L’écologie du management repose donc sur des concepts simples de la psychologie humaniste. Ecouter avec un minimum d’empathie, accorder sa confiance lorsque le collaborateur a prouvé qu’il était digne de la recevoir et mettre en valeur les compétences. Mais aussi proposer à chacun de travailler autour de ses points faibles, favoriser la prise d’initiatives, source de créativité et potentiel de richesse pour l’entreprise ; considérer à la fois l’individu, le groupe, ainsi que l’individu dans le groupe. Enfin avoir conscience que l’autre est souvent tel que nous le percevons, c’est être capable, en tant que manager, de se remettre en question.
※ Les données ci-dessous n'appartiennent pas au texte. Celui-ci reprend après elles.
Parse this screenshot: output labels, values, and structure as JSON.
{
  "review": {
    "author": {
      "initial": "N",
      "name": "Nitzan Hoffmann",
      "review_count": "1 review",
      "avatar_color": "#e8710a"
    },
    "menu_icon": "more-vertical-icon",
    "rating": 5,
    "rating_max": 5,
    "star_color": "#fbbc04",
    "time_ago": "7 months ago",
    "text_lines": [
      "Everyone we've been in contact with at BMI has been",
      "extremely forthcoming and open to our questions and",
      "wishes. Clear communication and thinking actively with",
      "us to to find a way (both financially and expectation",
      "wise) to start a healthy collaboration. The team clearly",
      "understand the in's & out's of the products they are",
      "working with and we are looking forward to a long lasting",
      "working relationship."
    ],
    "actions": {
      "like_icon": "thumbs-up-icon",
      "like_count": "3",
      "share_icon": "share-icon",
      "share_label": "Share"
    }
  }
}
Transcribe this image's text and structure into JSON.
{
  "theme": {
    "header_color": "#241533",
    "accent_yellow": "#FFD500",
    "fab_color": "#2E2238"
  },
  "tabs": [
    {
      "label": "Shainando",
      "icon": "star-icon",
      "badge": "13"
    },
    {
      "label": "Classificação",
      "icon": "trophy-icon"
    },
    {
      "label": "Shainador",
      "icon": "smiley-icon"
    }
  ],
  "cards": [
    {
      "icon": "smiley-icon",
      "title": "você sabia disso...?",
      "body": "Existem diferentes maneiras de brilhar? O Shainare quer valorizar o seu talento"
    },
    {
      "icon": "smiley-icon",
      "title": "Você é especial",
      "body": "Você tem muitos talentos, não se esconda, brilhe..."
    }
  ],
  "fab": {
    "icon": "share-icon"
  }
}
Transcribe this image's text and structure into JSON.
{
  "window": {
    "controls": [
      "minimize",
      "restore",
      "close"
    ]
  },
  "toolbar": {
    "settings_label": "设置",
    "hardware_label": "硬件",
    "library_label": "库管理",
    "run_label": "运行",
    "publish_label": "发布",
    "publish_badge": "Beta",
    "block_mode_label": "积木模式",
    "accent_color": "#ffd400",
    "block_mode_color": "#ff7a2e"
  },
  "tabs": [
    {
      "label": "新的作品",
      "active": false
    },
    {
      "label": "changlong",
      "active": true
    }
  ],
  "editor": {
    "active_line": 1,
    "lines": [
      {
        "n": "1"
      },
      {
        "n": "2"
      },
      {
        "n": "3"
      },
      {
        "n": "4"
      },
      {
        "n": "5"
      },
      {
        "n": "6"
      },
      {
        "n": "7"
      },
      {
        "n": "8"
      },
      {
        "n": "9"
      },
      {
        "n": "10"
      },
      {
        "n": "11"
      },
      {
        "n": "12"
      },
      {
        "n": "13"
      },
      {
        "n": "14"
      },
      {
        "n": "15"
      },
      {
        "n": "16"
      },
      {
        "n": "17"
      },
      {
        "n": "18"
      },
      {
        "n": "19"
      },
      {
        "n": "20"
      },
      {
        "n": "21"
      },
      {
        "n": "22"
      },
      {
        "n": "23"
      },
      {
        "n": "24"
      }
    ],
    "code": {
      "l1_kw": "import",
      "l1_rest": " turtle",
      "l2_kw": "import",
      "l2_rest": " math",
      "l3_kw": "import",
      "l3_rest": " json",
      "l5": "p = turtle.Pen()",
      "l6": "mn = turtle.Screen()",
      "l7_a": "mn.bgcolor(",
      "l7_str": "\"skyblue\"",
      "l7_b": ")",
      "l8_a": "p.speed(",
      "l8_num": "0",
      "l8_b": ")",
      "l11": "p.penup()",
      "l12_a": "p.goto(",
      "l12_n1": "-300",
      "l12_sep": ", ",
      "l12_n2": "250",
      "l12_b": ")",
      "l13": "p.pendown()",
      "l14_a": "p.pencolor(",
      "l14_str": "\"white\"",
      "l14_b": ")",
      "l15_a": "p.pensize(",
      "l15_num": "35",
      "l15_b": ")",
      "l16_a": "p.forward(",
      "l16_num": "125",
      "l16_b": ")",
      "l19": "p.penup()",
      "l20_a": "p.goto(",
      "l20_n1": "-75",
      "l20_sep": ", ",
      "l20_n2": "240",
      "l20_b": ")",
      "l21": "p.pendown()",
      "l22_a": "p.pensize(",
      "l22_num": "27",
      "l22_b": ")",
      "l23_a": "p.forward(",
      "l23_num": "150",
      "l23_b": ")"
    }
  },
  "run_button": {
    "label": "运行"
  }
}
L’axe du management doit être clair, juste et cohérent. Autant de conditions d’un contexte de travail qui induit une certaine harmonie des relations professionnelles. Une intelligence relationnelle qui ne peut que réduire les tensions, les conflits, le sentiment d’insatisfaction, le manque de motivation et le turn-over. Un contexte propice au développement de la culture d’entreprise. Une éthique managériale qui tend nécessairement vers une plus grande rentabilité de l’entreprise dans un schéma de véritable développement durable.